Prove that $\sqrt{8}=1+\dfrac34+\dfrac{3\cdot5}{4\cdot8}+\dfrac{3\cdot5\cdot7}{4\cdot8\cdot12}+\ldots$

Question

Prove that $\sqrt{8}=1+\dfrac34+\dfrac{3\cdot5}{4\cdot8}+\dfrac{3\cdot5\cdot7}{4\cdot8\cdot12}+\ldots$

My work:
$\sqrt8=\bigg(1-\dfrac12\bigg)^{-\frac32}$

Now, I suppose there is some "binomial expansion with rational co-efficients" or something similar for this, which I do not know. Please help.

N.B.: Any other solution is also acceptable, I do not have any restriction regarding the solution.

Answer 1

The binomial series is "just" the Taylor series of $(1+x)^{\alpha}$ at $x=0$.

Start deriving $f(x)=(1+x)^{\alpha}$ by $x$ and you get $\alpha(1+x)^{\alpha-1}$, then $\alpha(\alpha-1)(1+x)^{\alpha-2}$ for the first derivative etc. The $n$th derivative is

$$\frac{d^n}{dx^n} (1+x)^{\alpha} = \alpha(\alpha-1)\cdots(\alpha-n+1)(1+x)^{\alpha-n}$$

So the Taylor series is

$$\sum_{n=0}^\infty \frac{f^{(n)}(0)}{n!} x^n= \sum_{n=0}^\infty \frac{\alpha(\alpha-1)(\alpha-2)\cdots(\alpha-n+1)}{n!} x^n$$

If $\alpha$ is a non-negative integer this series becomes a finite sum and the $n$th coefficient is simply ${\alpha\choose n}$, so it makes sense to call it a "generalized" binomial coefficient and denote it by the same symbol, also if $\alpha$ is not a non-negative integer.

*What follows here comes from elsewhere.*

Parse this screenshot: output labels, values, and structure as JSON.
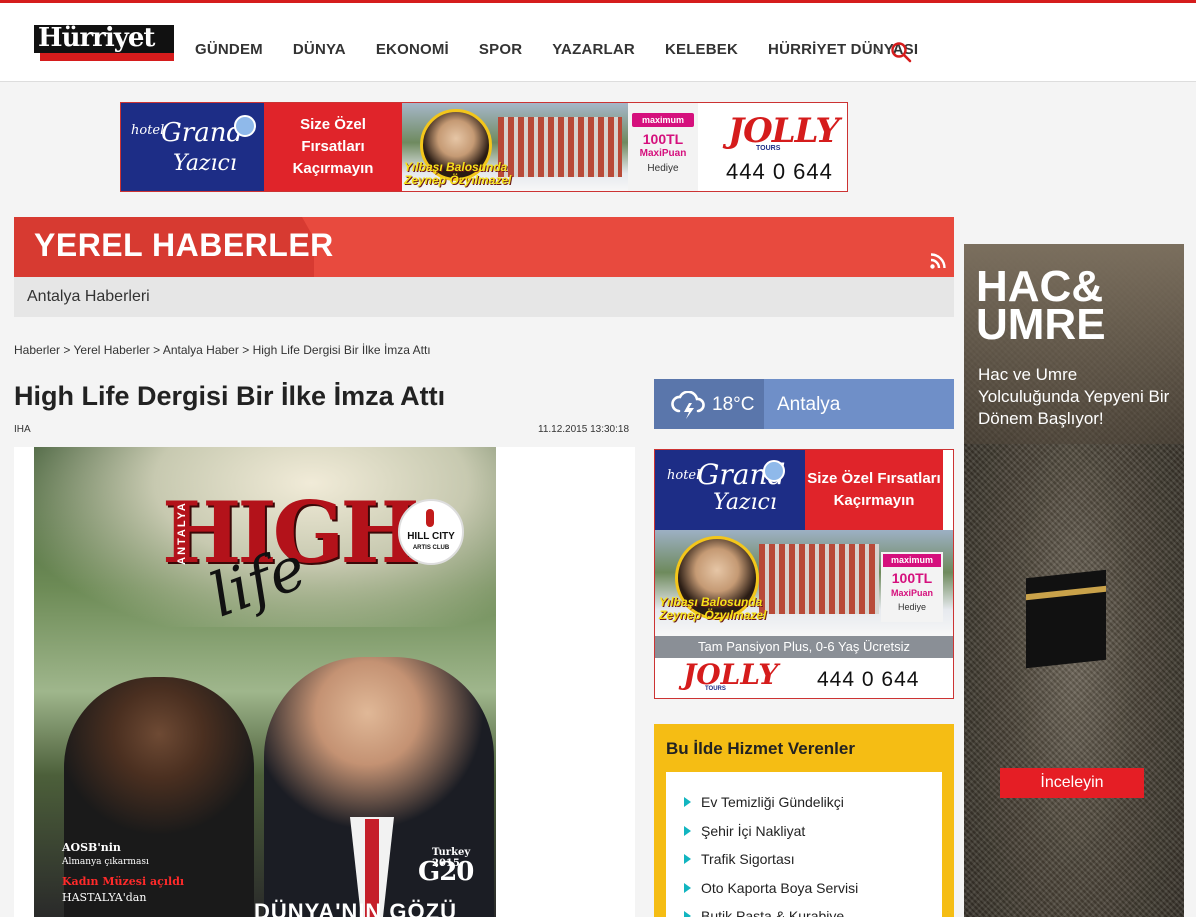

Now notice that the Taylor series has convergence radius $1$ and that $(1+x)^{\alpha}$ is real-analytic, therefore

$$(1+x)^{\alpha} = \sum_{n=0}^\infty {\alpha\choose n} x^n$$

for all $|x|<1$, in particular $x=-\frac{1}{2}$ and $\alpha=-3/2$. Now notice that $${-3/2\choose n}=\frac{(-1)^n}{n!2^n} 3\cdot 5\cdots (2n+1)$$

Then,

$$\begin{align} \sqrt{8} &=(1-1/2)^{-3/2} = \sum_{n=0}^\infty \frac{(-1)^n}{n!2^n} 3\cdot 5\cdots (2n+1) \frac{1}{(-2)^n} = \sum_{n=0}^\infty \frac{3\cdot 5\cdots (2n+1)}{n! 4^n}\\ &= 1 + \frac{3}{4} + \frac{3\cdot 5}{4\cdot 8} + \frac{3\cdot 5\cdot 7}{4\cdot 8\cdot 12} + \cdots \end{align} $$

Answer 2

It can be shown that $\displaystyle (1 + x)^{\alpha} = \sum_{n = 0}^{\infty} \binom{\alpha}{n}x^n$ when $|x| < 1$. This is not really precalculus though...

EDIT: I'll add a proof for the sum:

Let $s(x)$ be the sum of the series. Then

$\begin{align} (1 + x)s'(x) &= (1 + x)\sum_{n = 0}^{\infty} n\binom{\alpha}{n}x^{n-1} \\ &= \sum_{n = 0}^{\infty} (n+1)\binom{\alpha}{n+1}x^n + \sum_{n = 0}^{\infty}n\binom{\alpha}{n}x^n \\ &= \sum_{n = 0}^{\infty} \left[(n+1)\binom{\alpha}{n+1} + n\binom{\alpha}{n}\right]x^n \\ &= \alpha \sum_{n = 0}^{\infty} \binom{\alpha}{n}x^n = \alpha \; s(x) \end{align}$

Furthermore, let $f(x) := (1+x)^{-\alpha} s(x)$. Then

$\displaystyle f'(x) = -\alpha(1+x)^{-\alpha - 1} s(x) + (1+x)^{-\alpha} s'(x) = -(1+x)^{-\alpha} s'(x) + (1+x)^{-\alpha} s'(x) = 0$

which implies that $f(x)$ is costant. Since $f(0) = 1$, we have $f(x) = 1$ and therefore $(1+x)^{-\alpha} s(x) = 1$. Multiply both sides by $(1+x)^{\alpha}$ and we are done.